Bien des années plus tard, alors que j’accédais au stupre et à l’immoralité des choses plus adultes, je fis une découverte des plus inattendues. Il y avait un dessinateur pour lequel j’éprouvais une émotion érotique et graphique bien particulière : G. Levis (noté le jeu de mots). ces personnages féminins oscillaientt entre angélisme et pin-up, en général avec l’habillage qui va avec. C’est dans les Echos des Savanes feuilletés chez des plus grands que je découvrais ces histoires dont le cadre était en général l’après guerre, les murs d’un pensionnat ou l’Inde victorienne.

Le plus surprenant fut de me rendre compte que ce dessinateur sulfureux était en fait le même que celui illustrait les livres de mon enfance.

Que ce soit dans l’innocence de l’enfance ou dans le fantasme de l’adulte, c’est assez troublant de voir que la continuité fut assurée. Gloupsss…

Pour cultiver ta langue : Rey

Mille ans de langue française : Alain Rey , Frédéric Duval, Gilles Siouffi

 

J’aimais bien les chroniques d’Alain Rey à l’époque où il officiait sur France-Info avant d’être viré pour limite d’âge. C’était clair, parfois impertinent et souvent intéressant. Je trouve que la radio a toujours été un média admirable quand il s’agit de parler de l’écrit ou quand il s’agit de disserter comme à l’écrit.
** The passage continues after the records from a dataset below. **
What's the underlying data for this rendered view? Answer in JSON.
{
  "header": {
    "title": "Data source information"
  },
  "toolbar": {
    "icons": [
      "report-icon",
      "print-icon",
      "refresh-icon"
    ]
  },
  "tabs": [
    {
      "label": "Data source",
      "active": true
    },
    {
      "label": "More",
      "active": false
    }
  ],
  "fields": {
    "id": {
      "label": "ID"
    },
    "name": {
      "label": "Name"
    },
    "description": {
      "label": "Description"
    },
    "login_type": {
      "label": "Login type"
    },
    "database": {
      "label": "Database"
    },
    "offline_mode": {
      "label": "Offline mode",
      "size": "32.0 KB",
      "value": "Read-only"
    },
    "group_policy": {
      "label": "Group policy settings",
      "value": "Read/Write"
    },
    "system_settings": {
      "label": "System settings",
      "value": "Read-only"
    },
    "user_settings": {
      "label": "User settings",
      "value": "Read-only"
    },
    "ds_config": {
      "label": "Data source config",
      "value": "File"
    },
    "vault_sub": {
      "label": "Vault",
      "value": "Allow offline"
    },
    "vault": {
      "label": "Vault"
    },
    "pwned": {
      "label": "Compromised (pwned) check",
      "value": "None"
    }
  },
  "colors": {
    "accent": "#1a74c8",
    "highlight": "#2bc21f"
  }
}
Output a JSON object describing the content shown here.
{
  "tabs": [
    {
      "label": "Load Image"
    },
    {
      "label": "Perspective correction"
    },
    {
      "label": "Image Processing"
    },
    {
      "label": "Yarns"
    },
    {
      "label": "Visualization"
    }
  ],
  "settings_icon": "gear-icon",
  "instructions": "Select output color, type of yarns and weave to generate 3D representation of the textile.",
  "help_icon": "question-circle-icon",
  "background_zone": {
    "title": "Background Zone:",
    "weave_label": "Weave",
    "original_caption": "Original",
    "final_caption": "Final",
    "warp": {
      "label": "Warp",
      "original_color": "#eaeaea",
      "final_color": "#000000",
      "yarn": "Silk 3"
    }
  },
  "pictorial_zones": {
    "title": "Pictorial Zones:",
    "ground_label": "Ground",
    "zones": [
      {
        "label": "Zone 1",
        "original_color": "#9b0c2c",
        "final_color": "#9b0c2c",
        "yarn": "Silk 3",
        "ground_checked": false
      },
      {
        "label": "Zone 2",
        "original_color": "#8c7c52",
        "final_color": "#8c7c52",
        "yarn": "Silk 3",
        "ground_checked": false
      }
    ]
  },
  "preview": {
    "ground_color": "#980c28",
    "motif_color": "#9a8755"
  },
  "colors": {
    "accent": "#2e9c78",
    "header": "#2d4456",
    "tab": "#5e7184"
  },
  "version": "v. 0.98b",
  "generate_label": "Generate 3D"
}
J’ai aussi tenté Alain Rey en livre, tout d’abord avec la version manuscrite de ses chroniques. Malheureusement, on y perd la limpidité et le caractère apaisant de l’écoute. C’est très vite indigeste. On pourrait se contenter de lire un paragraphe par jour et d’avancer petit à petit .Mais là encore, cela demande une bonne dose de concentration.

L’attention flottante qu’apporte la radio est très avantageuse : on écoute sans écouter avec au final l’impression d’avoir retenu quelque chose. Faire la même chose avec le texte en face des yeux entraine une phase de sueur intense : lire toutes les phrases, comprendre tous les mots, ne pas être déconcentré par tout ce qui nous entoure (et là les critères sont très très larges).

Je crois même dire avec honte que je n’ai pas fini ce livre, remettant à plus tard l’effort à fournir.

Tout ça pour dire que loin d’être anéanti par cet échec, j’ai récidivé en commençant « mille ans de langue française« . Car j’aime la langue, j’aime la française et j’aime la Mille.

Blague à part, c’est toujours indigeste, fouilli, surtout le début qui traite des racines latines. Mais malgré tout, bon an mal an, le discours s’allège et ça glisse mieux. Quand on aborde le moyen-âge et la renaissance, ça devient carrément très captivant. Je suis même très fier d’avoir fini le premier tome. L’avantage est d’avoir tenté l’aventure pendant les grandes vacances.

Et tous les tests le prouvent : on a plus de disponibilité à lire concentré, allongé dans un hamac, à l’ombre d’un arbre que le soir avant de se coucher après une journée de boulot.

Si vous avez le courage, je vous invite à tenter l’aventure même sans hamac. Dans le fatras et le tohubohu des concepts, on trouve toujours quelques pépites qui éclairent l’esprit.